A combination of difficult terrain, harsh weather, and getting separated from her friends, were reportedly contributing factors in the death of the 25-year-old Willis, who was living with her boyfriend in Tahoma near Lake Tahoe and had grown up in Humboldt County.
“She was a good skier and knew what she was doing,” said Roxanne Hall, Willis’ aunt, who spoke to media members last week.
But regardless of a person’s ability the result can end in a serious injury or loss of life according to Jeff Ausnow, a Placer County Sheriff’s department captain who held a press conference following the discovery of Willis’ body.
“I hope what people take out of this is the dangers anywhere in mountain and snow conditions,” Ausnow said. “If you are going to be in those conditions try to be prepared and try to teach yourself survivor tactics.”
Pending further investigation it’s unclear if survival tactics like building a snow cave would have helped Willis, whose family members said she had epilepsy. She appeared to have died from head trauma after snowboarding into a tree. Willis was wearing warm clothing, gloves, a helmet, and had an understanding of safety practices.
The death of Willis brings awareness to the dangers of winter sports. But statistics compiled by the National Ski Areas Association (NSAA) indicate that skiing and snowboarding are not as dangerous as some people might expect.
In a NSAA study that was done in 2004, the number of fatalities in skiing and snowboarding were 45 with 12.2 million participants. In 2004, deaths associated with swimming, which excludes boating accidents, were 2,900 with 56.9 million participants. In that same year, 900 deaths were reported from bicycling with the participant number at 2,379 million people.
The percentage of fatalities per days of participation (per 1 million people) was .38 for bicycling, .79 percent for snow sports, and 1.26 for swimming.
The average skier and snowboarding deaths is 41 each season, according to NSAA statistics compiled over the last 10 years. The number of reported serious injuries, like head trauma, are 43 a year.
Although based on statistics from a 10-year-old study, the NSAA website shows that the overall rate of reported alpine ski injuries was 2.63 reported injuries per 1,000 skier visits and didn’t change over a 10-year period.
In preliminary studies from a 2009-10 report, NSAA found that 57 percent of skiers and snowboarders were wearing helmets while enjoying the slopes at U.S. ski areas. The highest usage is 87 percent for children age 9 or younger.
The ski industry will address safety this year during its annual Safety Awareness Week, which takes place Jan. 15-23. Lake Tahoe resorts and ski resorts nationwide participate in the campaign and promote safety among both their employees and guests throughout the week.
For many years the ski industry has promoted the “responsibility code,” which lists the basic safety practices that all skiers and riders should follow. Regardless of the level of expertise, the guidelines are designed to make the slopes safer for all participants.
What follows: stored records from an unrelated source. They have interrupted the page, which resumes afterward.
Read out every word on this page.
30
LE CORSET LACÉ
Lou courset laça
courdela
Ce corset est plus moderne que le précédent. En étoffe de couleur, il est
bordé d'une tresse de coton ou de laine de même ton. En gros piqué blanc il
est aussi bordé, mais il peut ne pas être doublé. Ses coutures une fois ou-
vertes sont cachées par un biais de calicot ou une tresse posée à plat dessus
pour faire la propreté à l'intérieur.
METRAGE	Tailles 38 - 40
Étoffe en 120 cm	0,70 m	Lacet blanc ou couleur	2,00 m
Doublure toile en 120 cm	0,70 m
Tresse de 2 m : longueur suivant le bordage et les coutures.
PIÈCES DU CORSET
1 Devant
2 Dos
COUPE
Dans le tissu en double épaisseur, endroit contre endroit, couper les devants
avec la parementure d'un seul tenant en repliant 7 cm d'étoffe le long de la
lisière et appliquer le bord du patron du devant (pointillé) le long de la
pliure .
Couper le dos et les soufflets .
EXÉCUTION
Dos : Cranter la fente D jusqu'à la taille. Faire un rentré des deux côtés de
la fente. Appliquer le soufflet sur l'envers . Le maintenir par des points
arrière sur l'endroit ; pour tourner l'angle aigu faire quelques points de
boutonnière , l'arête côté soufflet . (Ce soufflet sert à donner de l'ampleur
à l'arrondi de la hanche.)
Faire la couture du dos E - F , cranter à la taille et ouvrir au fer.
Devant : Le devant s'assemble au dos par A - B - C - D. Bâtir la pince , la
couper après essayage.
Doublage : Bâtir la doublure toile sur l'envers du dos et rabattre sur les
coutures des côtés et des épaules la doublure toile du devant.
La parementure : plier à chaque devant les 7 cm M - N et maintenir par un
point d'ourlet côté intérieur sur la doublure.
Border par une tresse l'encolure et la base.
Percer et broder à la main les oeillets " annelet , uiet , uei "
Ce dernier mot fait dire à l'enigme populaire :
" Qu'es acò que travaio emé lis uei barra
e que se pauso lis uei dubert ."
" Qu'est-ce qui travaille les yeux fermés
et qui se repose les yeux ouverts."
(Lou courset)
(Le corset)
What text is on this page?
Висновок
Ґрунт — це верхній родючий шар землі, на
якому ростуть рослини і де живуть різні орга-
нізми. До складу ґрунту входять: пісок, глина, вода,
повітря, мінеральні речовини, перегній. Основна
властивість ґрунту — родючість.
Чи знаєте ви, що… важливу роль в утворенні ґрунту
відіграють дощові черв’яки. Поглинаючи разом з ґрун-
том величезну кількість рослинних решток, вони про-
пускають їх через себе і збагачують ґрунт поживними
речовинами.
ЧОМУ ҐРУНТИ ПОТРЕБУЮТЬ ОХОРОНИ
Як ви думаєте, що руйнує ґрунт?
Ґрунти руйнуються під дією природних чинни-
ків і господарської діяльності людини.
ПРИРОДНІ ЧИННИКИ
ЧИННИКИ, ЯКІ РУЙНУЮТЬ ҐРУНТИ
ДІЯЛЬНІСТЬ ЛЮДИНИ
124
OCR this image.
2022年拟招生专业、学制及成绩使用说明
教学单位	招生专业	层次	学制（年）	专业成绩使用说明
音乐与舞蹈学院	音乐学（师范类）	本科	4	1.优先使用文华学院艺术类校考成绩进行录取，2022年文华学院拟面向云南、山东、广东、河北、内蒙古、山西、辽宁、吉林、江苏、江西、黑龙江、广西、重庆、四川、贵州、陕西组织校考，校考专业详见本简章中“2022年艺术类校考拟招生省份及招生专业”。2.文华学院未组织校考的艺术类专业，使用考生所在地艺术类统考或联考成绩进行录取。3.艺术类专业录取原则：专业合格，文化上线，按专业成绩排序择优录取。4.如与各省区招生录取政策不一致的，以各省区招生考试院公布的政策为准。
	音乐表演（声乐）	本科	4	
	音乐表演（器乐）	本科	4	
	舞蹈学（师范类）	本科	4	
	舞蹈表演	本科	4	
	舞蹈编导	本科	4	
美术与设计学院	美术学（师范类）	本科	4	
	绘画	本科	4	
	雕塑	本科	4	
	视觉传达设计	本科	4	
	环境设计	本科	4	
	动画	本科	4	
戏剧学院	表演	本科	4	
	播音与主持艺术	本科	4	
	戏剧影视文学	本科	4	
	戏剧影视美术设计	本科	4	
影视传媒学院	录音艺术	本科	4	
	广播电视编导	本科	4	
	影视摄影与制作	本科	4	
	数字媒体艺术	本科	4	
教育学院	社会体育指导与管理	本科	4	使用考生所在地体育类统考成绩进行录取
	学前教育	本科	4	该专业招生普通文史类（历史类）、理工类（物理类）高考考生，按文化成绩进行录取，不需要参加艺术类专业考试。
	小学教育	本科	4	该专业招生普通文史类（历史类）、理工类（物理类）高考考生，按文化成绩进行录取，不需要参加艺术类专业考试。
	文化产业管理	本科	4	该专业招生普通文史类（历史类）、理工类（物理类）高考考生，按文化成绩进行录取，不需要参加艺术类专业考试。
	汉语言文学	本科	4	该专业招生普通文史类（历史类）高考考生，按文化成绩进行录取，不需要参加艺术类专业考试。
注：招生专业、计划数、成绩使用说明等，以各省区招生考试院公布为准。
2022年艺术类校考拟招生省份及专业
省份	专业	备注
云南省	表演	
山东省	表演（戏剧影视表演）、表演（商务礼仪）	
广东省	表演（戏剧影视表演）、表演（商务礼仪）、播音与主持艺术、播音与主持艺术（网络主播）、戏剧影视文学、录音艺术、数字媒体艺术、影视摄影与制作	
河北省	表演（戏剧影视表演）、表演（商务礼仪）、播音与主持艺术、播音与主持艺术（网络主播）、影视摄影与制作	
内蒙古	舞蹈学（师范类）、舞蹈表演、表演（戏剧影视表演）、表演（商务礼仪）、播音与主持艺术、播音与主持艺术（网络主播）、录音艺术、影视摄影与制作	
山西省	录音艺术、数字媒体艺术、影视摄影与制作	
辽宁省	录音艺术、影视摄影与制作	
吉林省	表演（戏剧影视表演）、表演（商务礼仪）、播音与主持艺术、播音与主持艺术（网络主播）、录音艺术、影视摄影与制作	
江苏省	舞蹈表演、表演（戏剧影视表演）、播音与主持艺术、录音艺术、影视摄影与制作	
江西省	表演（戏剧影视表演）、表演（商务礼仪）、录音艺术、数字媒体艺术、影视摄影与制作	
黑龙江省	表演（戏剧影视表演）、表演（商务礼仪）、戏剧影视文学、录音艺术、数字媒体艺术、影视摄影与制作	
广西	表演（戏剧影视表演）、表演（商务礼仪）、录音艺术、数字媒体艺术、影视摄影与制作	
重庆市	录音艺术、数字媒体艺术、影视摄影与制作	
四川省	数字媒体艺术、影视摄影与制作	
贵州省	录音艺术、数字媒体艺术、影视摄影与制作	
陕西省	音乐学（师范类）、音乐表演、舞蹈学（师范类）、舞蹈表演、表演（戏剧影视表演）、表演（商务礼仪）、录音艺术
National Ski Patrol Responsibility Code
• Always stay in control, and be able to stop or avoid other people or objects
• People ahead of you have the right of way. It is your responsibility to avoid them
• You must not stop where you obstruct a trail, or are not visible from above
• Whenever starting downhill or merging into a trail, look uphill and yield to others
• Always use devices to help prevent runaway equipment
• Observe all posted signs and warnings. Keep off closed trails and out of closed areas
Jeffrey Weidel is a Sacramento-area free-lance writer with more than 25 years of skiing experience.